Bojonegoro sangat bergantung pada Dana Bagi Hasil (DBH) Migas. Ada proyeksi yang menunjukkan penurunan signifikan pada Dana Transfer ke Daerah (TKD) dari Pemerintah Pusat di tahun 2026 (disebutkan potensi penurunan hingga Rp1,2 – 1,6 triliun).

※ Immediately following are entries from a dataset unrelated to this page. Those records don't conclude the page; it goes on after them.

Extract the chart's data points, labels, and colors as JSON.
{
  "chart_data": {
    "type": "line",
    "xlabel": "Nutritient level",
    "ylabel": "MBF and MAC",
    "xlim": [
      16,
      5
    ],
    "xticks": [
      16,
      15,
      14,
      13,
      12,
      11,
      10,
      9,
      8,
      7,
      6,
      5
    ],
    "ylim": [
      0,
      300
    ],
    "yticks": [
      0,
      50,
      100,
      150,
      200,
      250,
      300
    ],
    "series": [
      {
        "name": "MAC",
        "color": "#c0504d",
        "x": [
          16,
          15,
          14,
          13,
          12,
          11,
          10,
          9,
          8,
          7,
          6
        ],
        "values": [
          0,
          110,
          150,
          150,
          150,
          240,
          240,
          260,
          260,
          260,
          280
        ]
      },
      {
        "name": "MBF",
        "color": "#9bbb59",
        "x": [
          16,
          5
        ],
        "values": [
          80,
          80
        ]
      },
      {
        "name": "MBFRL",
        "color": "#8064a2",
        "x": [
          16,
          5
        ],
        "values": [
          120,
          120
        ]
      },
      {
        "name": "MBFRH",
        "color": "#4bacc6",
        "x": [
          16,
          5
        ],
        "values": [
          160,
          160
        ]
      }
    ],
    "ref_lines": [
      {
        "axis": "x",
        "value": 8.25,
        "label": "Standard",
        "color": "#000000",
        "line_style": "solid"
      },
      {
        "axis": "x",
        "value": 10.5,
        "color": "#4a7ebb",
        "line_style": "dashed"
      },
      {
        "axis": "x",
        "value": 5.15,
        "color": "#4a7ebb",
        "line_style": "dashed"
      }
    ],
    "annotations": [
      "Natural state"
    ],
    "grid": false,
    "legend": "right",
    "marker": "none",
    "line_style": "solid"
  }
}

Menjaga Keberlanjutan Program Prioritas:

Untuk memastikan program-program prioritas utama dan kewajiban wajib (seperti gaji, Bantuan Keuangan Desa/BKKD, UHC) tetap berjalan stabil di tahun 2026 meskipun terjadi penurunan transfer pusat, Pemkab memilih untuk mengencangkan ikat pinggang pada pos-pos belanja yang dianggap kurang urgent atau yang porsinya sudah terlalu besar.

Definisi Dana Mengendap:

Dana Rp 3,6 triliun tersebut adalah SiLPA (Sisa Lebih Pembiayaan Anggaran) dari tahun sebelumnya, yang memiliki peruntukan spesifik di tahun anggaran berjalan (2025) atau sebagai cadangan. Uang tersebut tidak bisa serta merta digunakan untuk menutupi semua kekurangan belanja di Raperda 2026, melainkan harus direncanakan secara hati-hati sebagai Pembiayaan dalam APBD 2026.

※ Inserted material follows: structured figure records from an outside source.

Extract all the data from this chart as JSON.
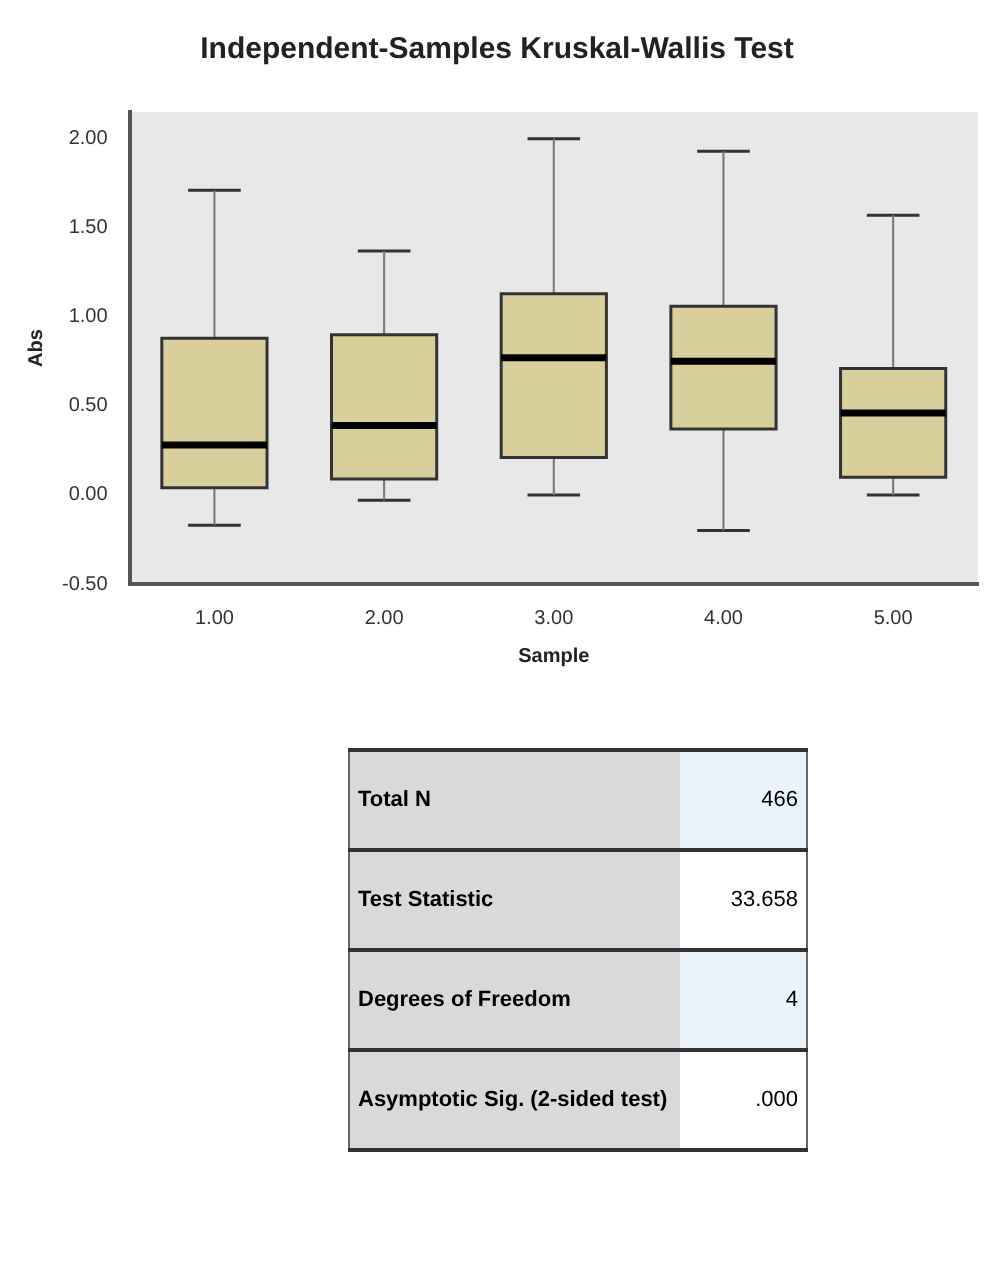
{
  "chart_data": {
    "type": "box",
    "title": "Independent-Samples Kruskal-Wallis Test",
    "xlabel": "Sample",
    "ylabel": "Abs",
    "categories": [
      "1.00",
      "2.00",
      "3.00",
      "4.00",
      "5.00"
    ],
    "color": "#d8cf9b",
    "boxes": [
      {
        "low": -0.17,
        "q1": 0.04,
        "median": 0.28,
        "q3": 0.88,
        "high": 1.71
      },
      {
        "low": -0.03,
        "q1": 0.09,
        "median": 0.39,
        "q3": 0.9,
        "high": 1.37
      },
      {
        "low": 0.0,
        "q1": 0.21,
        "median": 0.77,
        "q3": 1.13,
        "high": 2.0
      },
      {
        "low": -0.2,
        "q1": 0.37,
        "median": 0.75,
        "q3": 1.06,
        "high": 1.93
      },
      {
        "low": 0.0,
        "q1": 0.1,
        "median": 0.46,
        "q3": 0.71,
        "high": 1.57
      }
    ],
    "ylim": [
      -0.5,
      2.15
    ],
    "yticks": [
      {
        "value": -0.5,
        "label": "-0.50"
      },
      {
        "value": 0,
        "label": "0.00"
      },
      {
        "value": 0.5,
        "label": "0.50"
      },
      {
        "value": 1,
        "label": "1.00"
      },
      {
        "value": 1.5,
        "label": "1.50"
      },
      {
        "value": 2,
        "label": "2.00"
      }
    ],
    "grid": false,
    "legend": false,
    "annotations": [
      "Total N",
      "466",
      "Test Statistic",
      "33.658",
      "Degrees of Freedom",
      "4",
      "Asymptotic Sig. (2-sided test)",
      ".000"
    ]
  }
}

Kedua. Rasionalisasi dan Efisiensi Belanja (Faktor Internal)
Pemotongan anggaran TPP dan Belanja Non Pegawai (seperti belanja perjalanan dinas, rapat, seremonial) adalah langkah klasik untuk efisiensi.

Porsi Belanja Pegawai yang Tinggi:

Belanja Pegawai Bojonegoro dikenal memiliki porsi besar dalam APBD, dan TPP di Bojonegoro sempat mengalami kenaikan signifikan. Pengurangan 25% TPP dapat dilihat sebagai upaya rasionalisasi TPP agar lebih didasarkan pada kinerja dan untuk menghemat pos belanja terbesar.

Efisiensi Belanja Operasional:

Pengurangan 18% Belanja Non Pegawai (belanja barang dan jasa) bertujuan mengurangi kegiatan-kegiatan non-produktif atau seremonial yang tidak berdampak langsung pada masyarakat, sejalan dengan kritik Menteri Keuangan agar dana daerah bekerja untuk pertumbuhan ekonomi.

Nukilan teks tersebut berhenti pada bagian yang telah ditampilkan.